Rudd staat er verder voor bekend een one-man band op zich te zijn, maar deed deze keer toch beroep op Izintaba, een Zuid-Afrikaans duo bestaande uit Tio Moloantoa op elektrische bas and Andile Nqubezelo op drums. Samen zorgden ze voor een ritmesectie uit gewapend beton, die tegelijk toch subtiel en kneedbaar genoeg bleek om modern en funky te klinken.
Rudd startte zijn set met ‘The Mother’, een song uit zijn album ‘Food in the Belly’ (2005). De Australiër blies op zijn didgeridoo’s en even dachten wij dat er een Nightboat to Caïro zou gaan vertrekken. Niets was echter minder waar. Naar het schijnt zou Xavier dit Aboriginal instrument hebben leren bespelen door te oefenen op een stofzuigerhals. Of zoiets gezond is laten we in het midden maar wat onze vriend uit deze houten pijpen haalt klinkt zondermeer indrukwekkend. Daarnaast geselde Rudd zijn Weissenborn slide-gitaar dat het een lieve lust was. De waarde van de Zuid-Afrikanen werd meteen duidelijk: hun vette grooves veroverden de AB als betrof het hier een precisiebombardement.

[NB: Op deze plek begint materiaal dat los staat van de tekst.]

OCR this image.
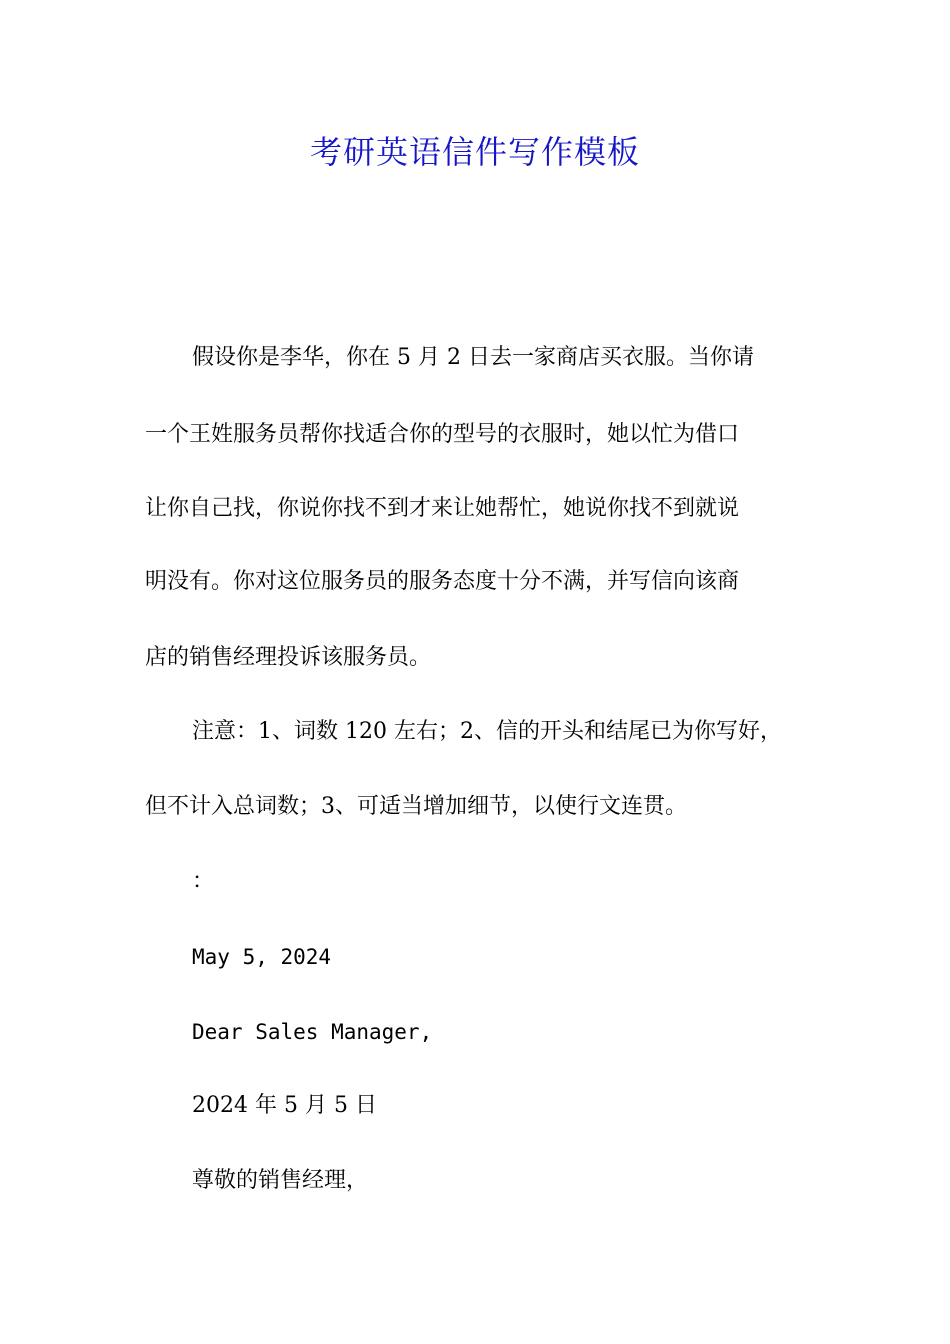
考研英语信件写作模板
假设你是李华，你在 5 月 2 日去一家商店买衣服。当你请
一个王姓服务员帮你找适合你的型号的衣服时，她以忙为借口
让你自己找，你说你找不到才来让她帮忙，她说你找不到就说
明没有。你对这位服务员的服务态度十分不满，并写信向该商
店的销售经理投诉该服务员。
注意：1、词数 120 左右；2、信的开头和结尾已为你写好，
但不计入总词数；3、可适当增加细节，以使行文连贯。
：
May 5, 2024
Dear Sales Manager,
2024 年 5 月 5 日
尊敬的销售经理，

Het van wilde ritmes en gezangen voorziene ‘Message Stick’ mocht Nqubezelo benutten om flink te keer te gaan op zijn djembe. Dit feestje van de wereldmuziek stond echter in groot contrast met het prachtige ‘Energy Song’ (voor de gelegenheid opgedragen aan de geesten van de overleden slachtoffers van de grote Belgische treinramp). Hierin stelde Rudd zijn meer rustige kant bloot. Verbeeldt u hierbij een hedendaagse Paul Simon en u komt aardig in de buurt. Dat gold ook voor het intimistische ‘Messages’, hier gekoppeld aan ‘Guku’.
Vervolgens stelde Rudd ons een paar nummers voor van zijn nieuwe, nog te verschijnen plaat ‘Koonyum Sun’. Eentje daarvan, ‘Fresh Green Freedom’ met Xavier op de elektrische gitaar leunt wat tegen reggae aan, wat meteen de vergelijkingen tussen Rudd en Marley kracht bijzette.
Tijdens ‘Foot in the Belly’ mocht onze vriend eerst nog eens lekker te keer gaan op zijn Weissenborn slide, om het daarna op een wild dansen te zetten, samen met een tiental gelukkige toeschouwers die hij hiervoor uit het podium plukte. Daarna was het tijd voor Rudd’s bekende hymne ‘Let Me Be’, in een fantastische versie, luidkeels door het publiek meegezongen.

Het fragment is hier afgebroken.